Congress this week could begin considering an anti-snooping measure that would end the government's dragnet collection of telephone call data.
The House will also take on the growing mismanagement scandal at the Department of Veterans Affairs with legislation that would make it easier to fire top executives for poor performance.
House Majority Leader Eric Cantor, R-Va., has tentatively placed the “USA Freedom Act” on the floor schedule for a time later in the week.
The bill is all but guaranteed to bring to the floor a heated debate on the nation's privacy rights when it comes to electronic surveillance by the government's National Security Agency as it tries to monitor warning signs for terrorism.
The USA Freedom Act is sponsored by Rep. James Sensenbrenner, a chief architect of the original Patriot Act, which is the law that enabled the stepped-up government data collection by the NSA following the Sept. 11, 2001, terrorist attacks.
The Wisconsin Republican has become a leading critic of the NSA’s data collection and believes it overreaches the law he helped author.
The USA Freedom Act would end the practice of bulk data collection of calls made in the United States and would also limit the practice of “reverse targeting” of foreign calls in order to gain access to American calls. It would also create a new oversight program aimed at preventing overly aggressive data collection by the NSA.

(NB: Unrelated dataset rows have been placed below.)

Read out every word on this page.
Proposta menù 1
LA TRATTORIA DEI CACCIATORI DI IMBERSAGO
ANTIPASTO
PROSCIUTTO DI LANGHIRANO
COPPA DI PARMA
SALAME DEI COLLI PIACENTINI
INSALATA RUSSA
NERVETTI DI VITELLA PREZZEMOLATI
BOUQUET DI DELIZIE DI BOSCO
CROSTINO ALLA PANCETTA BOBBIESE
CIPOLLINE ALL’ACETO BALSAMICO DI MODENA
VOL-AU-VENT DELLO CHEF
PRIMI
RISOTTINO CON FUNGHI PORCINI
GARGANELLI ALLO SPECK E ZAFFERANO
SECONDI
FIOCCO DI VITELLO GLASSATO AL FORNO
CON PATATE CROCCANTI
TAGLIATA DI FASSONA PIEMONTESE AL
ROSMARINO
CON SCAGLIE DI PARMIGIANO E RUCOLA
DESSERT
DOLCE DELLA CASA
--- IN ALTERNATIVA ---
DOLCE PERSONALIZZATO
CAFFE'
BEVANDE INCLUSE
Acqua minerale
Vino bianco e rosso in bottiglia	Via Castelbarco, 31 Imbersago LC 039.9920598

While the bill unanimously passed the House Judiciary Committee earlier this month, some critics believe the Sensenbrenner’s bill has been weakened. For instance, the legislation was amended to allow government officials to collect phone date from an individual who is separated by up to two degrees from a person with suspected terrorist connections. And the bill was stripped of a provision that would have required independent oversight of the Foreign Intelligence Surveillance Court, which approves warrants for data collection.
House lawmakers are likely to support the “Department of Veterans Affairs Management Accountability Act of 2014.”

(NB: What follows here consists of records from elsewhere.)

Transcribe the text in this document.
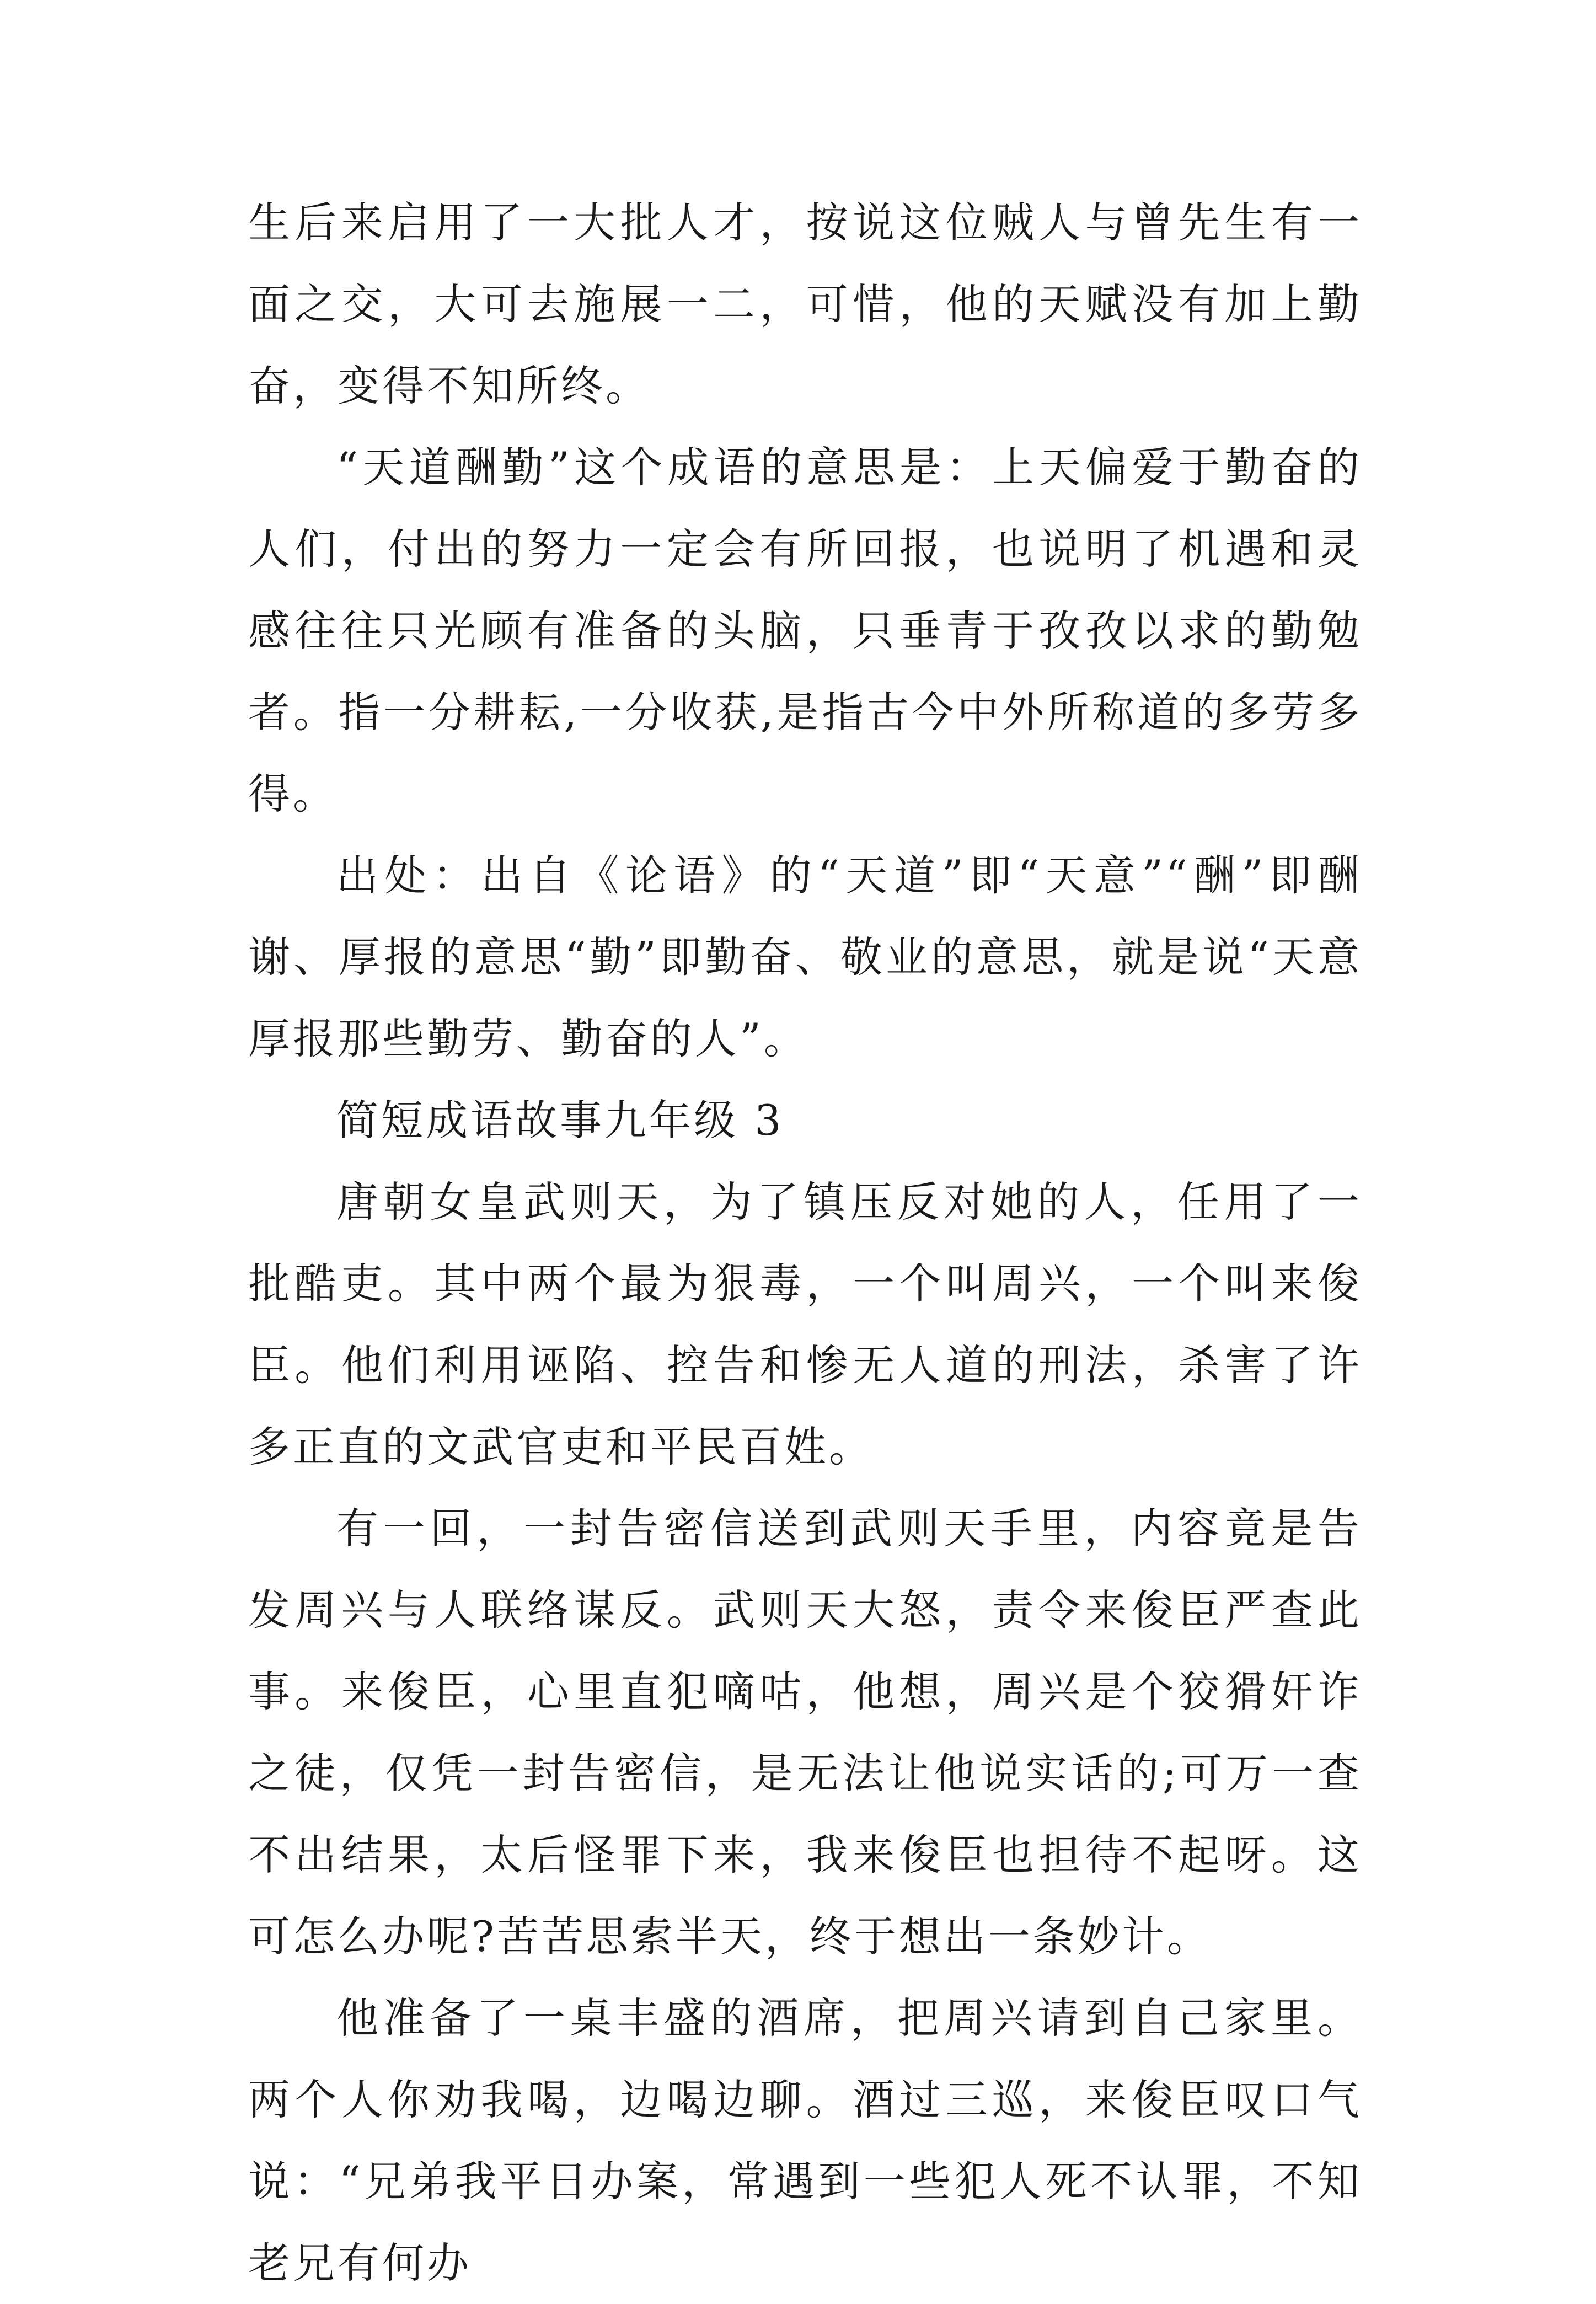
生后来启用了一大批人才，按说这位贼人与曾先生有一面之交，大可去施展一二，可惜，他的天赋没有加上勤奋，变得不知所终。

“天道酬勤”这个成语的意思是：上天偏爱于勤奋的人们，付出的努力一定会有所回报，也说明了机遇和灵感往往只光顾有准备的头脑，只垂青于孜孜以求的勤勉者。指一分耕耘,一分收获,是指古今中外所称道的多劳多得。

出处：出自《论语》的“天道”即“天意”“酬”即酬谢、厚报的意思“勤”即勤奋、敬业的意思，就是说“天意厚报那些勤劳、勤奋的人”。

简短成语故事九年级 3

唐朝女皇武则天，为了镇压反对她的人，任用了一批酷吏。其中两个最为狠毒，一个叫周兴，一个叫来俊臣。他们利用诬陷、控告和惨无人道的刑法，杀害了许多正直的文武官吏和平民百姓。

有一回，一封告密信送到武则天手里，内容竟是告发周兴与人联络谋反。武则天大怒，责令来俊臣严查此事。来俊臣，心里直犯嘀咕，他想，周兴是个狡猾奸诈之徒，仅凭一封告密信，是无法让他说实话的;可万一查不出结果，太后怪罪下来，我来俊臣也担待不起呀。这可怎么办呢?苦苦思索半天，终于想出一条妙计。

他准备了一桌丰盛的酒席，把周兴请到自己家里。两个人你劝我喝，边喝边聊。酒过三巡，来俊臣叹口气说：“兄弟我平日办案，常遇到一些犯人死不认罪，不知老兄有何办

The legislation was authored in response to reports that Veterans Affairs administrators were falsifying records to hide long waiting lists for veterans seeking medical care. But it also provides a way to allow the faulty employee to remain on the government payroll.
The bill would give the Secretary of the Department of Veterans Affairs authority to fire senior executives, “whose performance the Secretary believes warrants removal, from the government service completely or transfer them to a General Schedule position within the current civil service system.”
At a Senate hearing last week, lawmakers criticized VA Secretary Eric Shinseki for giving positive reviews and bonuses worth up to $63,000 to top VA officials who were connected with the mismanagement problems.